Jumaan and her organization, the Yemen Relief & Reconstruction Foundation, along with Oxfam, the Norwegian Refugee Council, and the Yemeni Alliance Committee, are urging the United States to reconsider its aid suspension, to give Yemen all possible resources to prevent and respond to COVID-19.
In May 2017, the Saudi-led coalition’s war against Yemen had clearly gone on longer than predicted. Crown Prince Mohammed bin Salman appeared on national television and asked the Saudis to be patient. He said having a dialogue with the rebels was not possible, so the coalition was waiting them out, adding “Time is in our favor.”
Three years later, the war is still dragging on, and the flow of weapons from the United States continues unabated. Even now, in a shipyard in Marinette, Wisconsin, Lockheed Martin has a multibillion-dollar contract to build four Littoral Combat Ships, which will be delivered to Saudi Arabia.

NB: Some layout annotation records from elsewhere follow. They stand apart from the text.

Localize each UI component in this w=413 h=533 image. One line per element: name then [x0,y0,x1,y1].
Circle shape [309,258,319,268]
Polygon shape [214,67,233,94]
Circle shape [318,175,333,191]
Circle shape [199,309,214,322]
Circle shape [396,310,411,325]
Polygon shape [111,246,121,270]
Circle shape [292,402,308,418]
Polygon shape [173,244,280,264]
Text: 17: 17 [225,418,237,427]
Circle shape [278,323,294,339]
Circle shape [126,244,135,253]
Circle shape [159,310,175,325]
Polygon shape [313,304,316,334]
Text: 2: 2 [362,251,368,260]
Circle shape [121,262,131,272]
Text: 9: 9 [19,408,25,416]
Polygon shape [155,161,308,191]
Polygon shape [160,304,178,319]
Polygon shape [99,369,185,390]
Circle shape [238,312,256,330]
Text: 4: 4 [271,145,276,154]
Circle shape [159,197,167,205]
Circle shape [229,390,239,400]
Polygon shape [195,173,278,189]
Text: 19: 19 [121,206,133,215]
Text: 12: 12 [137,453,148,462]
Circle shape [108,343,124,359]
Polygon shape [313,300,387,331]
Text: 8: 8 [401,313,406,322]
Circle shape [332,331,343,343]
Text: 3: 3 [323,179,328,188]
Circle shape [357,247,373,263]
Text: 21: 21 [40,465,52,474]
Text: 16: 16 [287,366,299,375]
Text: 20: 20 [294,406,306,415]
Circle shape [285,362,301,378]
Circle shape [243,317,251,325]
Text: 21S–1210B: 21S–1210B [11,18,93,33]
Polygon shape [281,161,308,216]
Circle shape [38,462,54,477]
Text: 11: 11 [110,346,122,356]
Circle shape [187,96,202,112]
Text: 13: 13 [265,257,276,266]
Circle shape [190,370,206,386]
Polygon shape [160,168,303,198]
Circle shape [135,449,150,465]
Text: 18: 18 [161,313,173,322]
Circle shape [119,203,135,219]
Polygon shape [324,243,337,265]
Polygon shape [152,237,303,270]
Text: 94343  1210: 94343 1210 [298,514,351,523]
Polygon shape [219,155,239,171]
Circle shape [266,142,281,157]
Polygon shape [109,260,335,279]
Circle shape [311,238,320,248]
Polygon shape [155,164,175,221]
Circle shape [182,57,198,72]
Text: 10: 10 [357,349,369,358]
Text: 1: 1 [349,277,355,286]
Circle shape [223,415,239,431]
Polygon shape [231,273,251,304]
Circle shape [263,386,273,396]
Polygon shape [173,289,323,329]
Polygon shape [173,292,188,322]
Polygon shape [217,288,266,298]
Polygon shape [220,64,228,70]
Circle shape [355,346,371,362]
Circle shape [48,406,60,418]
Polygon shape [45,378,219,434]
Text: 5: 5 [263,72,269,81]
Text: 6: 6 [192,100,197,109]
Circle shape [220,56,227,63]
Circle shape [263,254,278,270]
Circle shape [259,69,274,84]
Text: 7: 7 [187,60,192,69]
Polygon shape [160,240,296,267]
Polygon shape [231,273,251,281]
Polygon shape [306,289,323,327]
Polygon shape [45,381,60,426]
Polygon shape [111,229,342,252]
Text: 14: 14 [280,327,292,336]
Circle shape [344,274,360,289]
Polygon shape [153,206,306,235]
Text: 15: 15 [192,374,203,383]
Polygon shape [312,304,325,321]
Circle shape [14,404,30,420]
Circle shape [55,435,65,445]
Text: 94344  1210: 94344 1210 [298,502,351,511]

In 2019, the investigative website Bellingcat reported that eleven individual U.S. states plus the District of Columbia have each exported more than $100 million worth of weapons to Saudi Arabia and the United Arab Emirates. Altogether, the United States provided up to $6.8 billion in weapons including bombs, rocket launchers, and machine guns through March 2019.

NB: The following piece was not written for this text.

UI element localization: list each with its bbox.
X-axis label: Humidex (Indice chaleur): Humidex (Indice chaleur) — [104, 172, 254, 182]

Some of these weapons may be linked to war crimes. Identifying marks on U.S. bombs used in the 2018 Dahyan bus bombing, which killed forty children and eleven adults, linked back to a Lockheed Martin plant in Pennsylvania.

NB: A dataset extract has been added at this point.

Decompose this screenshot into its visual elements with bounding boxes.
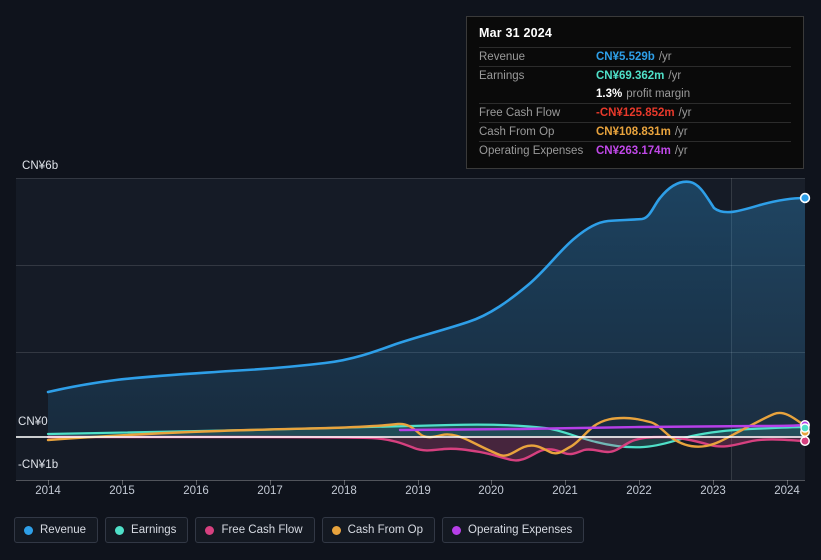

On a monthly basis, Saudi Arabia’s state-owned shipping company, Bahri, sends cargo ships to Wilmington, North Carolina, the Port of Baltimore and other U.S. ports, to collect bombs, grenades, cartridges, and defense-related aircraft. The United States also supplies weapons to Bahrain and other countries actively participating in the Saudi-led war against Yemen.
On April 8, the Saudi-led coalition declared a unilateral two-week ceasefire, expressing concern about the spread of COVID-19. But within days, the Houthis were battling groups loyal to the coalition, which retaliated with dozens of air strikes. The Houthis had already issued their own proposal for ending the war and insisted that no durable peace could be achieved without the withdrawal of foreign troops and a termination of the blockade.
When the two-week ceasefire expired, a spokesperson for the Saudi-led coalition announced a month-long extension. Yet there were numerous reports of continued coalition air strikes. The Saudis may want to extricate themselves from the war, but so far they haven’t stopped the bludgeoning air strikes or lifted the blockade.